Молли в бешенстве покинула ресторан. Однако к тому времени, когда она вернулась домой, гнев немного улегся и ощущение сосущей пустоты, от которого она не могла избавиться, вновь вытеснило все другие чувства. Отбросив конверт с предложениями «ЗДЗА», она рухнула на кровать.
Лили надела подаренную Мэллори шаль, отправляясь в музей Поля Гетти. Стоя на одном из резных балконов, украшавших здание, она задумчиво смотрела на холмы Лос-Анджелеса. Майский день выдался солнечным и теплым, и, если немного повернуть голову, отсюда был виден Брентвуд. Она даже различала черепичную крышу своего дома. Они с Крейгом влюбились в него в первого взгляда, но последнее время стены словно давили на нее. Как почти все в жизни Лили, он принадлежал скорее Крейгу, чем ей.
Лили ушла с балкона, но почти не обращала внимания на работы старых мастеров. Ей нравился сам музей. Ультрасовременное здание с чудесными балконами и непредсказуемыми очертаниями казалось ей настоящим шедевром, доставлявшим куда больше эстетического наслаждения, чем сами экспонаты.
Сколько раз после смерти Крейга она садилась в изящный белый фуникулер, поднимавший посетителей на вершину холма, к самому музею!
Журнал «Пипл», появившийся сегодня в продаже, напечатал длинную двухстраничную статью, полную домыслов, о Кевине и его женитьбе. Лили сбежала сюда, чтобы не поддаться порыву и не позвонить Шарлотте Лонг, женщине, много лет служившей для нее единственным источником сведений о Кевине. Сейчас май. После свадьбы Кевина и разъезда супругов прошло три месяца, а Лили по-прежнему знала не больше, чем тогда.
Спускаясь по лестнице во двор, она пыталась придумать, чем занять остаток дня. Никто не барабанил в дверь, умоляя сняться в новом фильме. Она не хотела начинать очередное покрывало, потому что получит полную свободу перебирать бесконечные думы, а с нее и без того довольно!
Ветер взметнул прядь ее волос и разбросал по щеке. Может, к черту последствия? Поднять трубку и набрать номер Шарлотты Лонг? Но сколько боли она готова вынести, зная, что счастливого конца у сказки не будет?
Встретиться с ним. Другого желания у нее нет.

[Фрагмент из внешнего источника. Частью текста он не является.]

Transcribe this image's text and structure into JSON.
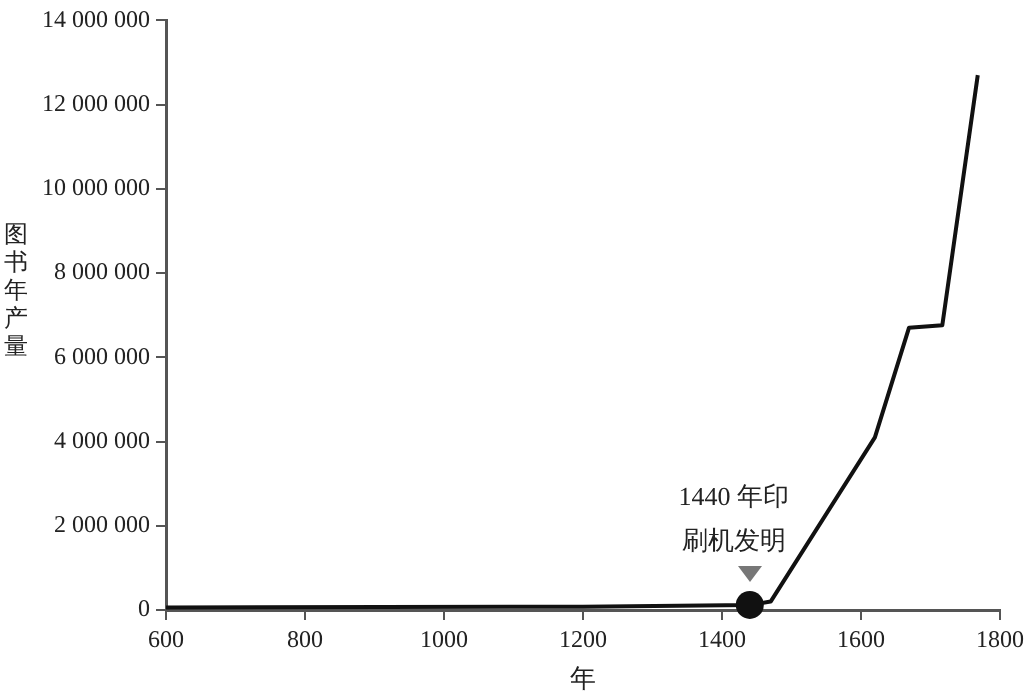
{
  "chart_data": {
    "type": "line",
    "xlabel": "年",
    "ylabel": "图书年产量",
    "x": [
      600,
      1200,
      1440,
      1470,
      1620,
      1669,
      1717,
      1768
    ],
    "series": [
      {
        "color": "#111111",
        "values": [
          60000,
          80000,
          120000,
          200000,
          4100000,
          6700000,
          6760000,
          12700000
        ]
      }
    ],
    "xlim": [
      600,
      1800
    ],
    "xticks": [
      600,
      800,
      1000,
      1200,
      1400,
      1600,
      1800
    ],
    "ylim": [
      0,
      14000000
    ],
    "yticks": [
      0,
      {
        "value": 2000000,
        "label": "2 000 000"
      },
      {
        "value": 4000000,
        "label": "4 000 000"
      },
      {
        "value": 6000000,
        "label": "6 000 000"
      },
      {
        "value": 8000000,
        "label": "8 000 000"
      },
      {
        "value": 10000000,
        "label": "10 000 000"
      },
      {
        "value": 12000000,
        "label": "12 000 000"
      },
      {
        "value": 14000000,
        "label": "14 000 000"
      }
    ],
    "annotations": [
      {
        "text": "1440 年印刷机发明",
        "x": 1440,
        "y": 120000
      }
    ],
    "grid": false,
    "legend": false,
    "marker": "none",
    "line_style": "solid"
  }
}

— Может, напиться снотворного и умереть? — спросила себя Дафна. — Или спрыгнуть с верхушки самого высокого дерева? О, где она, такая необходимая утечка газа, когда она срочно понадобилась бедной девушке?

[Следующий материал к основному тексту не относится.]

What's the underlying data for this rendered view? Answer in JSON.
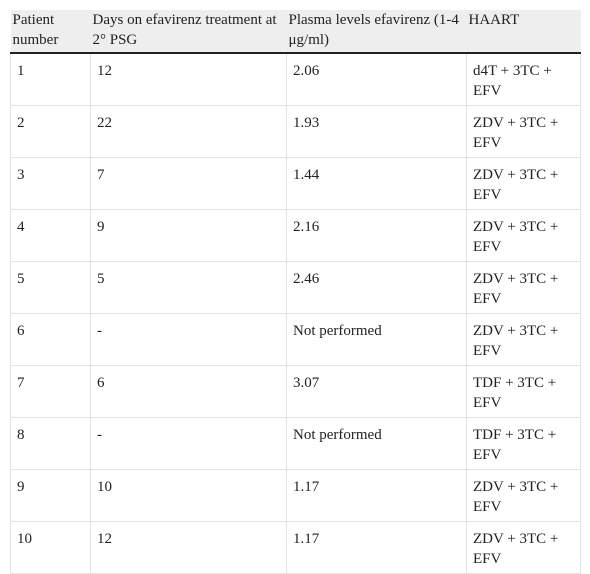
{
  "table": {
    "header": [
      "Patient number",
      "Days on efavirenz treatment at 2° PSG",
      "Plasma levels efavirenz (1-4 μg/ml)",
      "HAART"
    ],
    "rows": [
      [
        1,
        12,
        2.06,
        "d4T + 3TC + EFV"
      ],
      [
        2,
        22,
        1.93,
        "ZDV + 3TC + EFV"
      ],
      [
        3,
        7,
        1.44,
        "ZDV + 3TC + EFV"
      ],
      [
        4,
        9,
        2.16,
        "ZDV + 3TC + EFV"
      ],
      [
        5,
        5,
        2.46,
        "ZDV + 3TC + EFV"
      ],
      [
        6,
        "-",
        "Not performed",
        "ZDV + 3TC + EFV"
      ],
      [
        7,
        6,
        3.07,
        "TDF + 3TC + EFV"
      ],
      [
        8,
        "-",
        "Not performed",
        "TDF + 3TC + EFV"
      ],
      [
        9,
        10,
        1.17,
        "ZDV + 3TC + EFV"
      ],
      [
        10,
        12,
        1.17,
        "ZDV + 3TC + EFV"
      ]
    ]
  }
}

Нервный срыв Дафны (Заметки к рукописи, которая никогда не будет опубликована)
— Со мной все в порядке, — твердила Молли сестре при каждом разговоре.
— Почему бы тебе не приехать к нам на уик-энд? Обещаю, тут ты не найдешь ни одного экземпляра «Пипл». Ирисы просто восхитительны, и я знаю, как ты любишь май.

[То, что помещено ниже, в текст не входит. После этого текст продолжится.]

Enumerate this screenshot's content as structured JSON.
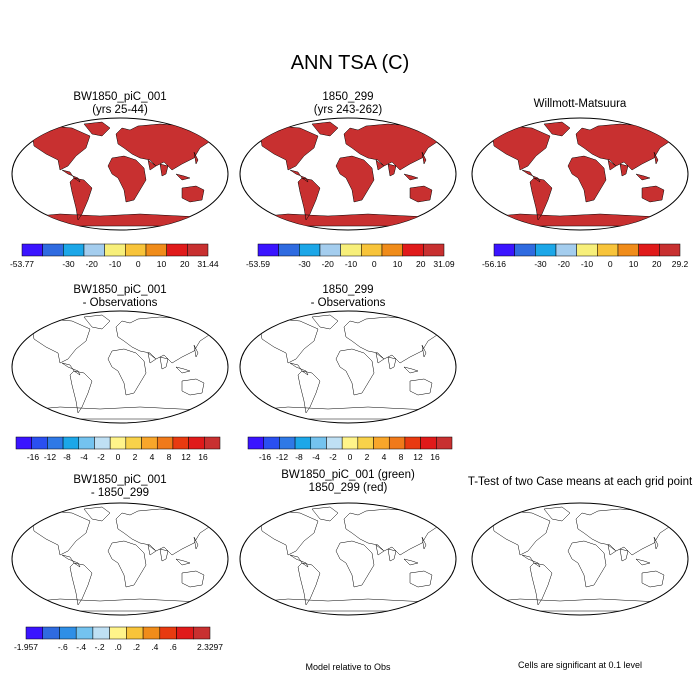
{
  "main_title": "ANN TSA (C)",
  "panels": [
    {
      "title": [
        "BW1850_piC_001",
        "(yrs 25-44)"
      ],
      "style": "abs"
    },
    {
      "title": [
        "1850_299",
        "(yrs 243-262)"
      ],
      "style": "abs"
    },
    {
      "title": [
        "Willmott-Matsuura"
      ],
      "style": "abs"
    },
    {
      "title": [
        "BW1850_piC_001",
        "- Observations"
      ],
      "style": "bias"
    },
    {
      "title": [
        "1850_299",
        "- Observations"
      ],
      "style": "bias"
    },
    {
      "title": [
        "BW1850_piC_001",
        "- 1850_299"
      ],
      "style": "diff"
    },
    {
      "title": [
        "BW1850_piC_001 (green)",
        "1850_299 (red)"
      ],
      "style": "green"
    },
    {
      "title": [
        "T-Test of two Case means at each grid point"
      ],
      "style": "ttest"
    }
  ],
  "colorbars": [
    {
      "labels": [
        "-53.77",
        "",
        "-30",
        "-20",
        "-10",
        "0",
        "10",
        "20",
        "31.44"
      ]
    },
    {
      "labels": [
        "-53.59",
        "",
        "-30",
        "-20",
        "-10",
        "0",
        "10",
        "20",
        "31.09"
      ]
    },
    {
      "labels": [
        "-56.16",
        "",
        "-30",
        "-20",
        "-10",
        "0",
        "10",
        "20",
        "29.2"
      ]
    },
    {
      "labels": [
        "",
        "-16",
        "-12",
        "-8",
        "-4",
        "-2",
        "0",
        "2",
        "4",
        "8",
        "12",
        "16",
        ""
      ]
    },
    {
      "labels": [
        "",
        "-16",
        "-12",
        "-8",
        "-4",
        "-2",
        "0",
        "2",
        "4",
        "8",
        "12",
        "16",
        ""
      ]
    },
    {
      "labels": [
        "-1.957",
        "",
        "-.6",
        "-.4",
        "-.2",
        ".0",
        ".2",
        ".4",
        ".6",
        "",
        "2.3297"
      ]
    }
  ],
  "captions": {
    "model_relative": "Model relative to Obs",
    "significance": "Cells are significant at 0.1 level"
  },
  "colors": {
    "abs": [
      "#3a14ff",
      "#2f6be0",
      "#1ca7e8",
      "#a4cdee",
      "#f7ef7a",
      "#f8c43a",
      "#f08c1a",
      "#e01a1a",
      "#c83030"
    ],
    "bias": [
      "#3a14ff",
      "#2a4ff0",
      "#2f79e6",
      "#1ca7e8",
      "#74c3ef",
      "#bfe0f4",
      "#fff48a",
      "#f8d24a",
      "#f8a62a",
      "#f07a1a",
      "#e83a10",
      "#e01a1a",
      "#c83030"
    ],
    "diff": [
      "#3a14ff",
      "#2f6be0",
      "#2f8fe6",
      "#74c3ef",
      "#bfe0f4",
      "#fff48a",
      "#f8c43a",
      "#f08c1a",
      "#e83a10",
      "#e01a1a",
      "#c83030"
    ],
    "significant_red": "#ff0000",
    "significant_green": "#00e000"
  }
}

— В этот уик-энд ничего не выйдет. Может, в следующий.
— Ты это и в прошлый раз говорила.
— Скоро. Я обещаю. Сейчас у меня слишком много дел.
И это было чистой правдой. Молли перекрасила шкафчики, наклеила снимки в альбомы, просмотрела бумаги, ухаживала за сонным пуделем. Словом, делала все, кроме работы над рукописью, на изменения в которой она была вынуждена согласиться, потому что остро нуждалась в деньгах.